Obrolan dengan beberapa rekan instruktur selam memang mengakui ada trend kenaikan kuantitas calon-calon diver lokal. Penyelenggara/operator selam juga mengakui sudah mulai bertambah tamu-tamu lokal yang ingin menyelam di Bali, Bunaken, Wakatobi, bahkan Raja Ampat. Berita baik tentunya. Sayangnya jika dilakukan perbandingan ternyata masih banyak peminatnya penyelam asing. Seorang instruktur selam mengatakan, dia tidak heran lagi yang mendaftar untuk pendidikan dan mengambil licence kebanyakan orang asing, entah expatriat yang tinggal sementara di Indonesia atau turis asing yang sedang berlibur di negeri ini.
Langkah promosi yang terus menerus memberikan harapan semakin bertambahnya minat lokal terhadap kegiatan menyelam. Gaung kebanggan akan sejumlah gelar tadi memang memberikan apresiasi.Â
Namun jika tidak dirangsang upaya terus menerus, apresiasi tingggal apresiasi. Ibaratnya, setiap orang bisa memberikan selamat, bisa memberikan acungan jempol atas sejumlah prestasi tadi. Saat di tanya, apakah mau coba menyelam? Ooo tunggu dulu. Nah ini dia yang menjadi tantangan.

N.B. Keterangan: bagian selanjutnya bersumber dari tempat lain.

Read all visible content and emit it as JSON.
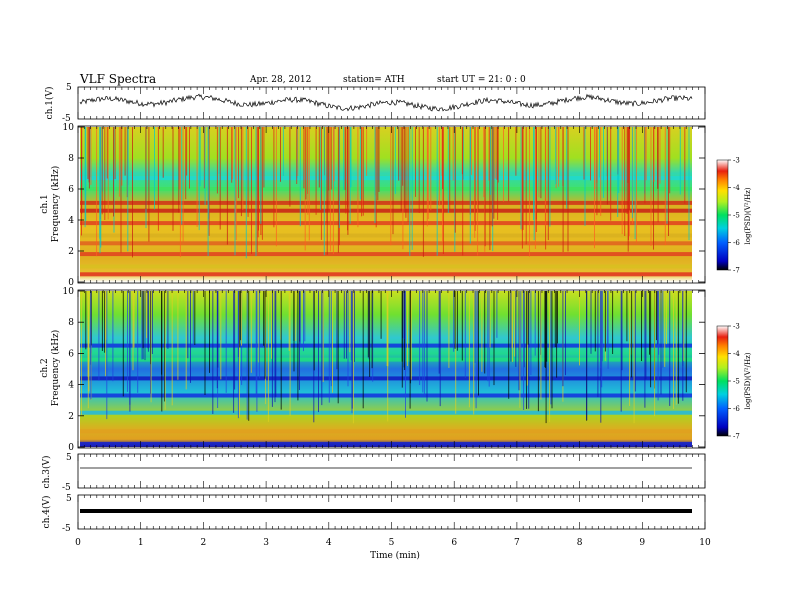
{
  "header": {
    "title": "VLF  Spectra",
    "date": "Apr. 28,  2012",
    "station": "station= ATH",
    "start": "start  UT  =    21: 0  : 0"
  },
  "chart_data": [
    {
      "type": "line",
      "ylabel": "ch.1(V)",
      "ylim": [
        -5,
        5
      ],
      "yticks": [
        "5",
        "-5"
      ],
      "description_of_trace": "noisy waveform"
    },
    {
      "type": "heatmap",
      "ylabel_top": "ch.1",
      "ylabel": "Frequency  (kHz)",
      "ylim": [
        0,
        10
      ],
      "yticks": [
        "0",
        "2",
        "4",
        "6",
        "8",
        "10"
      ],
      "colorbar": {
        "label": "log(PSD)(V²/Hz)",
        "range": [
          -7,
          -3
        ],
        "ticks": [
          "-3",
          "-4",
          "-5",
          "-6",
          "-7"
        ]
      },
      "bands": [
        {
          "freq": 0.5,
          "color": "#e03020"
        },
        {
          "freq": 1.0,
          "color": "#d8c020"
        },
        {
          "freq": 1.8,
          "color": "#e04020"
        },
        {
          "freq": 2.5,
          "color": "#e06020"
        },
        {
          "freq": 3.0,
          "color": "#d8b020"
        },
        {
          "freq": 3.8,
          "color": "#e04020"
        },
        {
          "freq": 4.6,
          "color": "#c82018"
        },
        {
          "freq": 5.1,
          "color": "#d03018"
        },
        {
          "freq": 6.0,
          "color": "#40e060"
        },
        {
          "freq": 6.7,
          "color": "#20d8d0"
        }
      ]
    },
    {
      "type": "heatmap",
      "ylabel_top": "ch.2",
      "ylabel": "Frequency  (kHz)",
      "ylim": [
        0,
        10
      ],
      "yticks": [
        "0",
        "2",
        "4",
        "6",
        "8",
        "10"
      ],
      "colorbar": {
        "label": "log(PSD)(V²/Hz)",
        "range": [
          -7,
          -3
        ],
        "ticks": [
          "-3",
          "-4",
          "-5",
          "-6",
          "-7"
        ]
      },
      "bands": [
        {
          "freq": 0.2,
          "color": "#1020d0"
        },
        {
          "freq": 1.0,
          "color": "#e0a020"
        },
        {
          "freq": 2.2,
          "color": "#20b8e0"
        },
        {
          "freq": 3.3,
          "color": "#1030e0"
        },
        {
          "freq": 4.4,
          "color": "#1018c0"
        },
        {
          "freq": 5.6,
          "color": "#20e080"
        },
        {
          "freq": 6.5,
          "color": "#1030e0"
        }
      ]
    },
    {
      "type": "line",
      "ylabel": "ch.3(V)",
      "ylim": [
        -5,
        5
      ],
      "yticks": [
        "5",
        "-5"
      ]
    },
    {
      "type": "line",
      "ylabel": "ch.4(V)",
      "ylim": [
        -5,
        5
      ],
      "yticks": [
        "5",
        "-5"
      ]
    }
  ],
  "xaxis": {
    "label": "Time  (min)",
    "xlim": [
      0,
      10
    ],
    "ticks": [
      "0",
      "1",
      "2",
      "3",
      "4",
      "5",
      "6",
      "7",
      "8",
      "9",
      "10"
    ]
  }
}
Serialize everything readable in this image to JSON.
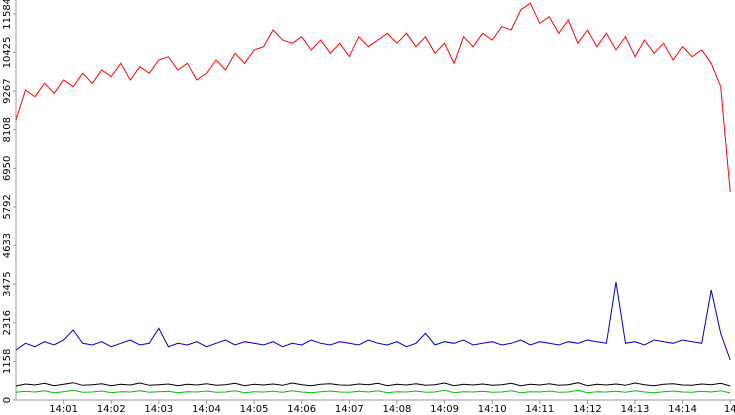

Tindak lanjut promosi bisa dilakukan dengan memberikan subsidi, keringanan biaya, untuk mereka yang serius ingin menekuni kegiatan selam. Biaya pendidikan yang cukup mahal sering menjadi alasan tidak dapat mewujudkan keinginan menekuni kegiatan selam. Padahal untuk menyelam dan menikmati keindahan bawah laut, haruslah memegang ijin menyelam (diving licence).
Sebagai gambaran tahun 2006 saya mengluarkan kocek sekitar 2 juta untuk mengambil pendidikan selam dan licence yang di keluarkan POSSI. Itu baru tingkat dasar. Untuk tahap lanjutan (advance) biaya lebih murah lagi sekitar 1.5 juta tahun 2007. Kog bisa lebih murah? Karena penekanan beberapa materi pelatihan seperti navigasi, penyelaman dalam (deep dive), dan penyelaman malam (night dive). Teori dasar tidak lagi di berikan. Tahun 2008 saya mengambil pendidikan Rescue Dive yang diselenggarakan PADI, mengeluarkan biaya sekitar 3 juta rupiah.
Okelah tidak perlu muluk-muluk, subsidi atau keringanan biaya cukup di berikan untuk tahap pemula/dasar. Cukup 50% dari total biaya pendidikan. Sifatnya selektif. Hanya mereka yang benar-benar suka dunia bawah air, ingin belajar nyelam n kurang biaya, patut di pertimbangkan mendapatkan subsidi. Pemegang licence tahap ini sudah boleh menyelam di mana saja, namun tetap ada beberapa aturan yang membatasi yang harus disiplin di patuhi.
Langkah merangkul komunitas penyelam. Tidak jarang para divers yang sudah memegang licence, ada kerinduan untuk saling komunikasi, berbagi pengalaman, ber-interaksi dengan sesamanya melalui satu wadah komunitas. Komunitas yang ada bisa dalam naungan lembaga pendidikan dimana penyelam tadi sama-sama mengambil licence, bisa juga indipenden.